Il dramma della cultura a Chieti

Immaginate di fare circa tre ore di macchina, partendo da Roma per arrivare a Chieti, per visitare la città. Ma soprattutto il famoso Museo Nazionale Archeologico di Villa Frigerj, che ospita tra le altre cose l’importante scultura del Guerriero di Capestrano.

Immaginate ora la delusione e la frustrazione, una volta arrivati, di trovare il museo chiuso senza neanche un cartello di spiegazione.

Il museo chiuso

È quello che è successo a noi. Non immaginavamo certo che un museo nazionale, potesse essere chiuso al pubblico in un pomeriggio di mercoledì.

Ammettiamo che non avevamo consultato gli orari direttamente dal sito del museo, ma ci eravamo affidati a quelli trovati su Google. Però avevamo provato in mattinata a telefonare e nessuno ci aveva risposto.

Arrivati intorno alle 15, il museo era chiuso. Nessun cartello all’esterno a spiegarne i motivi. Riprovando a telefonare, finalmente ci rispondeva un addetto, il quale ci confermava che il museo era chiuso e che apriva soltanto il sabato e la domenica o altrimenti il mercoledì mattina. Almeno questo è quello che abbiamo capito e che sembrerebbe capirsi dagli orari riportati sul sito ufficiale.

L’addetto tuttavia non ci spiegava i motivi per cui il museo nazionale era chiuso. Glissava le nostre domande con tono timoroso, quasi vi fosse un velo d’omertà steso sulle ragioni.

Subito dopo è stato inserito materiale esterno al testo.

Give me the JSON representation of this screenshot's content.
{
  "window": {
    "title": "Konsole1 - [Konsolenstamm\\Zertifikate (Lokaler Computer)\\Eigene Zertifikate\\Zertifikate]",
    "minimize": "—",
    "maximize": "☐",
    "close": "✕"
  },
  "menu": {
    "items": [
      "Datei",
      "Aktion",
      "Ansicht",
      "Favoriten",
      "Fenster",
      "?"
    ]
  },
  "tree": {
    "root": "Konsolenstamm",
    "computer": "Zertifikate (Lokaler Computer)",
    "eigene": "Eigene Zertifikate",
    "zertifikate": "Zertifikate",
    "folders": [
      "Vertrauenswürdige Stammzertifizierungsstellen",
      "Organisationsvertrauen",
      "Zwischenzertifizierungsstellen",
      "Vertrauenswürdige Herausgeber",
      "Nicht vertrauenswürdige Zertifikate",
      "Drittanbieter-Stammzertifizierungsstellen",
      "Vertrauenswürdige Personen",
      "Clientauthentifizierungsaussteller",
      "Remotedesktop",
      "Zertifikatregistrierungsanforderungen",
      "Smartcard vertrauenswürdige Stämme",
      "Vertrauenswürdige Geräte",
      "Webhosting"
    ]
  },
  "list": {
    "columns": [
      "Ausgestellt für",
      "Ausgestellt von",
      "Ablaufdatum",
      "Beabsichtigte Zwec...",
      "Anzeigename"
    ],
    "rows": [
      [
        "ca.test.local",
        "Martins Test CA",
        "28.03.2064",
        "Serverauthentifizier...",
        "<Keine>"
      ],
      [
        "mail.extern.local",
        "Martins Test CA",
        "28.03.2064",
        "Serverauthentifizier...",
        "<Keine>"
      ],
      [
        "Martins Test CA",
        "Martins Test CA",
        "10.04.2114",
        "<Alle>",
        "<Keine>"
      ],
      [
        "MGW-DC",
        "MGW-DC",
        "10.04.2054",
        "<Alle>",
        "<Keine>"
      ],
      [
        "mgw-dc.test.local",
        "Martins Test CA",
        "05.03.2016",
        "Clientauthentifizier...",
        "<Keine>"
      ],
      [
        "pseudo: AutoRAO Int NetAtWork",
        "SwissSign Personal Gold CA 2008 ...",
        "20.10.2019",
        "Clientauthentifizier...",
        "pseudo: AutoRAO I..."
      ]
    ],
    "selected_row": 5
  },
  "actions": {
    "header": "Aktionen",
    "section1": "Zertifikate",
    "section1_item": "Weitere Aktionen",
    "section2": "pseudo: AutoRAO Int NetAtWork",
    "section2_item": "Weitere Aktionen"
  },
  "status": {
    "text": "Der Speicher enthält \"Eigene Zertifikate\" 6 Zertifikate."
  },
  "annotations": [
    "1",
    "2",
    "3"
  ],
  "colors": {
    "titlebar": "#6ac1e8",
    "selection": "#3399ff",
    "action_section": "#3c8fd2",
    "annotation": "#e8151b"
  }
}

Abbiamo allora provato a chiamare il comune, ma ovviamente essendo pomeriggio risultava chiuso.

Le motivazioni economiche

Alla fine trovavamo una fonte per le nostre informazioni. Ci veniva spiegato che purtroppo manca il personale e che non ci sarebbero fondi per assumere dipendenti.

Un vero peccato, che un museo così importante non venga valorizzato e venga  bisfrattato in questa maniera. Ma il comune non potrebbe intervenire, offrendo aiuto alla sovrintendenza con qualche dipendente comunale? Non potrebbe mettere a disposizione qualche ragazzo della protezione civile, della Pro Loco oppure qualche cittadino inserito in un progetto sociale?

Rimaniamo basiti e amareggiati quando la cultura viene messa sotto ai piedi. Ma soprattutto oltre alla delusione, anche la frustrazione di aver percorso tanti chilometri per nulla.